Mais il en est d'autres - Baudelaire, Fromentin, Amiel - dont la principale raison d'écrire est de " se dire", de "marquer [leur] différence", de "s'exposer en un journal intime". C'est à eux que sont consacrées ces trois études qu'Albert Thibaudet (1874-1936) a réunies sous le titre Intérieurs. Rédigées à l'occasion de trois centenaires - Fromentin est né en 1820, Amiel et Baudelaire en 1821-, ces pages forment trois portraits littéraires.
Thibaudet pratique ce genre à l'instar de son maître Sainte-Beuve : il ne s'agit pas d'expliquer l'œuvre par l'homme, mais d'appréhender l'homme à travers l'œuvre. Non pas l'homme dans la contingence anecdotique de son quotidien, mais l'homme dans ce qu'il pense, dans ce qu'il ressent. Car Thibaudet pratique la critique en moraliste. D'où sa prédilection pour la grande tradition des moralistes français qui, à ses yeux, commence avec Montaigne et aboutit à Gide, en passant précisément par Baudelaire, Fromentin et Amiel.
Ils appartiennent à la même génération, "celle des Trente ans en 1850, de la vie d'homme sous le second Empire". Par rapport à la génération précédente, celle des grands romantiques, c'est celle du "reflux". Trois esprits "infiniment plus intelligents que créateurs", d'où leur intérêt pour la critique, critique d'art et critique littéraire. Chacun représente un des éléments dont se composent les lettres françaises : Paris, la province, l'étranger.

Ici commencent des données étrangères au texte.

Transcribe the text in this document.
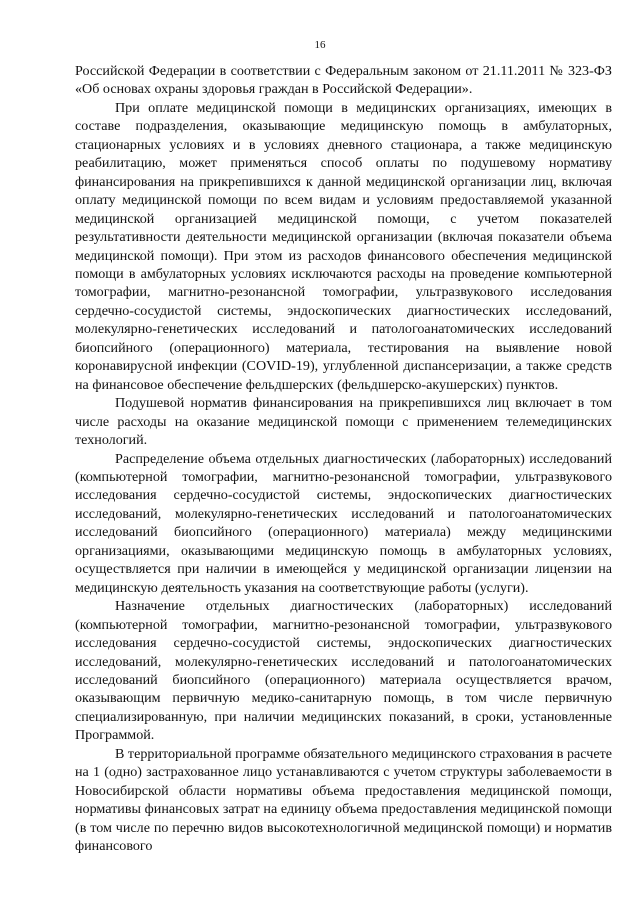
16

Российской Федерации в соответствии с Федеральным законом от 21.11.2011 № 323-ФЗ «Об основах охраны здоровья граждан в Российской Федерации».

При оплате медицинской помощи в медицинских организациях, имеющих в составе подразделения, оказывающие медицинскую помощь в амбулаторных, стационарных условиях и в условиях дневного стационара, а также медицинскую реабилитацию, может применяться способ оплаты по подушевому нормативу финансирования на прикрепившихся к данной медицинской организации лиц, включая оплату медицинской помощи по всем видам и условиям предоставляемой указанной медицинской организацией медицинской помощи, с учетом показателей результативности деятельности медицинской организации (включая показатели объема медицинской помощи). При этом из расходов финансового обеспечения медицинской помощи в амбулаторных условиях исключаются расходы на проведение компьютерной томографии, магнитно-резонансной томографии, ультразвукового исследования сердечно-сосудистой системы, эндоскопических диагностических исследований, молекулярно-генетических исследований и патологоанатомических исследований биопсийного (операционного) материала, тестирования на выявление новой коронавирусной инфекции (COVID-19), углубленной диспансеризации, а также средств на финансовое обеспечение фельдшерских (фельдшерско-акушерских) пунктов.

Подушевой норматив финансирования на прикрепившихся лиц включает в том числе расходы на оказание медицинской помощи с применением телемедицинских технологий.

Распределение объема отдельных диагностических (лабораторных) исследований (компьютерной томографии, магнитно-резонансной томографии, ультразвукового исследования сердечно-сосудистой системы, эндоскопических диагностических исследований, молекулярно-генетических исследований и патологоанатомических исследований биопсийного (операционного) материала) между медицинскими организациями, оказывающими медицинскую помощь в амбулаторных условиях, осуществляется при наличии в имеющейся у медицинской организации лицензии на медицинскую деятельность указания на соответствующие работы (услуги).

Назначение отдельных диагностических (лабораторных) исследований (компьютерной томографии, магнитно-резонансной томографии, ультразвукового исследования сердечно-сосудистой системы, эндоскопических диагностических исследований, молекулярно-генетических исследований и патологоанатомических исследований биопсийного (операционного) материала осуществляется врачом, оказывающим первичную медико-санитарную помощь, в том числе первичную специализированную, при наличии медицинских показаний, в сроки, установленные Программой.

В территориальной программе обязательного медицинского страхования в расчете на 1 (одно) застрахованное лицо устанавливаются с учетом структуры заболеваемости в Новосибирской области нормативы объема предоставления медицинской помощи, нормативы финансовых затрат на единицу объема предоставления медицинской помощи (в том числе по перечню видов высокотехнологичной медицинской помощи) и норматив финансового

"Trois visages symboliques et complémentaires de la durée littéraire française. " R. K.
L'auteur en quelques mots...
Albert Thibaudet (1874-1936), agrégé d'histoire et de géographie sur le tard, aimait à regrouper les auteurs et les œuvres selon les catégories du temps et de l'espace.
Ce faisant, il a réussi à croiser deux méthodes qui le plus souvent ont été cultivées en opposition l'une avec l'autre : l'histoire littéraire et l'analyse thématique. Il a ainsi tour à tour porté son attention sur l'évolution et sur la structure, sur la diachronie et sur la synchronie. C'est sans doute cette approche souple et non dogmatique qui vaut à Thibaudet d'être enfin sorti d'un demi-siècle de purgatoire.
Depuis les années 1990, les éditions et les rééditions de ses textes se multiplient, ainsi que les études qui lui sont consacrées.